Attendu que la société Smatis France a commis les actes de contrefaçon de droits d'auteur qui lui sont reprochés, postérieurement à la résiliation anticipée du " contrat de collaboration " dont elle a pris l'initiative, le 11 février 2010, à effet immédiat ; que la société Smatis France, pour les besoins de sa promotion publicitaire, a continué et continue d'utiliser le logotype dans sa version créée par la SARL Symaps Atlantique ou que la société Smatis France a fait légèrement modifier ; que certaines campagnes publicitaires (spots télévisuels sur TF1 en 2011 mettant en scène Sébastien Chabal) ou certains supports ou le site Internet de la société Smatis France reproduisent le logotype ; que la société Smatis France a déposé, le 22 février 2011, une marque complexe reprenant les éléments essentiels du logotype litigieux (codes couleur, forme) ;

Attendu que, sur le fondement de l'article L. 331-1-3 alinéa 2 du Code de la propriété intellectuelle dont l'application est demandée par la partie lésée " à titre d'alternative ", la SARL Symaps Atlantique est en droit d'obtenir la réparation forfaitaire de son préjudice résultant des faits de contrefaçon de droits d'auteur commis jusqu'au jour où la cour d'appel statue ; que la SARL Symaps Atlantique fixe le chiffre de sa demande (150 000 euro) par référence " aux droits de reproduction et de représentation des droits attachés au logo créé par Symaps pour Smatis " en visant l'utilisation du logo dans des campagnes d'affichage (4 X 3), dans des spots télévisuels, sur les enseignes des établissements de la société Smatis France, sur des objets publicitaires (gadgets, stylos), il s'agit donc " des redevances ou droits qui auraient été dus si l'auteur de l'atteinte avait demandé l'autorisation d'utiliser le droit auquel il a été porté atteinte " ; qu'il convient, en l'état de la persistance de l'utilisation protéiforme du logotype, de fixer les dommages et intérêts en considération des droits ou redevances éludés, à la somme de 55 000 euro ; que cette indemnisation est exclusive d'une indemnisation au titre du préjudice moral ;

Attendu que le jugement attaqué mérite confirmation en ses autres dispositions pour ces motifs et ceux non contraires des premiers juges, conformément à l'article 955 du Code de procédure civile ;

Attendu que l'équité commande de faire application de l'article 700 du Code de procédure civile ; que la partie tenue aux dépens devra payer à l'autre une somme de 4 500 euro au titre des frais exposés et non compris dans les dépens ;

LA COUR, statuant par arrêt contradictoire, prononcé par sa mise à disposition au greffe de la Cour d'appel d'Aix-en-Provence à la date indiquée à l'issue des débats, conformément à l'article 450 alinéa 2 du Code de procédure civile, Reçoit l'appel de la société Smatis France comme régulier en la forme.
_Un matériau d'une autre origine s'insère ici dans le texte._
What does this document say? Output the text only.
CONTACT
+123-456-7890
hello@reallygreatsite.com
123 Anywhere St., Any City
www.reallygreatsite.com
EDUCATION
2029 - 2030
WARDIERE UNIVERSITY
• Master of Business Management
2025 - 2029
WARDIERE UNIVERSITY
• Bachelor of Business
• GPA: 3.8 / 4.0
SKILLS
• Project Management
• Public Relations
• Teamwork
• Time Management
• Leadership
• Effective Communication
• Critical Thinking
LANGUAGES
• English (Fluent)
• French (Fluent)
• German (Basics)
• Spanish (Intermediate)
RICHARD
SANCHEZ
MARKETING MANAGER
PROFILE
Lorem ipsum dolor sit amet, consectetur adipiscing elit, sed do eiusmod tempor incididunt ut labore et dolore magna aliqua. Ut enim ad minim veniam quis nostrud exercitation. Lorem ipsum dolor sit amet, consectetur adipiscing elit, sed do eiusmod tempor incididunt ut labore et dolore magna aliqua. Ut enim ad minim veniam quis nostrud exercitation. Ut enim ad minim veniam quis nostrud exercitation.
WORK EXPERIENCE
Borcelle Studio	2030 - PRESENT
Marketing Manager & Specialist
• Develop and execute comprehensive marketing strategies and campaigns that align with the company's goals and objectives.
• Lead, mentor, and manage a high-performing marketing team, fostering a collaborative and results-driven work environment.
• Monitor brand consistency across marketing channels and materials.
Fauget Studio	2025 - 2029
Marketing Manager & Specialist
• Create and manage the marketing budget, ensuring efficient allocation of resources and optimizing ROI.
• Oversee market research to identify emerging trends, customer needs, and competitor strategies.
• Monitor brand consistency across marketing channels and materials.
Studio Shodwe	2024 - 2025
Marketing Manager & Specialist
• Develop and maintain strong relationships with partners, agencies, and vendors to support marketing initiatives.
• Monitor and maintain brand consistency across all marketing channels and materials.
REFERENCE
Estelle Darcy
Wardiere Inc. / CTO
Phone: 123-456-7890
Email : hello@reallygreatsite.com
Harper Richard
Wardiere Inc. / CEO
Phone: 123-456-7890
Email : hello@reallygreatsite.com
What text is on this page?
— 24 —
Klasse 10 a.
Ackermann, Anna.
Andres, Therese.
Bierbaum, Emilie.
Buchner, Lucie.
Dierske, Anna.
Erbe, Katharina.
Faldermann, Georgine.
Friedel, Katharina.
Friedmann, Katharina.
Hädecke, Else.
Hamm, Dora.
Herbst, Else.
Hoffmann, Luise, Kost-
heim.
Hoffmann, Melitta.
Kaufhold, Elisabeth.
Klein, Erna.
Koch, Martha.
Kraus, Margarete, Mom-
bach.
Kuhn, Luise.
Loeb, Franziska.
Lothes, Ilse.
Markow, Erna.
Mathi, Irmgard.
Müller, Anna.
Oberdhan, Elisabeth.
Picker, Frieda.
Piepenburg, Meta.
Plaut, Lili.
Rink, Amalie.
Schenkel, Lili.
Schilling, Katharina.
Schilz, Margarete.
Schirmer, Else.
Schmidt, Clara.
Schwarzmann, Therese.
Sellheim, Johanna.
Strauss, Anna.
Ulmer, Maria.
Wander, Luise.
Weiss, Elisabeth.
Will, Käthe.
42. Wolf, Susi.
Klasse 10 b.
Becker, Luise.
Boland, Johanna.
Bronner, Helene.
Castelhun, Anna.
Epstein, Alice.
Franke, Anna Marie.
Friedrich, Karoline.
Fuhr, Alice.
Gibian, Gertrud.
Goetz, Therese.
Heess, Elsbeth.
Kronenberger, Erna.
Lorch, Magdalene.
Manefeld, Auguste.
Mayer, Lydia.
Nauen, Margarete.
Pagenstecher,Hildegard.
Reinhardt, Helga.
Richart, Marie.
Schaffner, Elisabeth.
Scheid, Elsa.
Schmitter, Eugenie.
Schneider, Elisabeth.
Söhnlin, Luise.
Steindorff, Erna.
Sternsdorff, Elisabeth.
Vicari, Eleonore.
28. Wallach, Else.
Au fond, confirme le jugement déféré en toutes ses dispositions, sauf à élever le montant des dommages et intérêts à la somme de 55 000 euro sur le fondement de l'article L. 331-1-3 alinéa 2 du Code de la propriété intellectuelle et à modifier le fondement de cette condamnation. Y ajoutant, condamne la société Smatis France à porter et payer à la SARL Symaps Atlantique la somme de 4 500 euro au titre de l'article 700 du Code de procédure civile, en cause d'appel. Condamne la société Smatis France aux entiers dépens de l'instance, conformément aux articles 696 et 699 du Code de procédure civile, avec, le cas échéant, s'ils en ont fait la demande, le droit pour les représentants des parties de recouvrer directement contre la (ou les) partie(s) condamnée (s) ceux des dépens dont ils ont fait l'avance sans avoir reçu provision.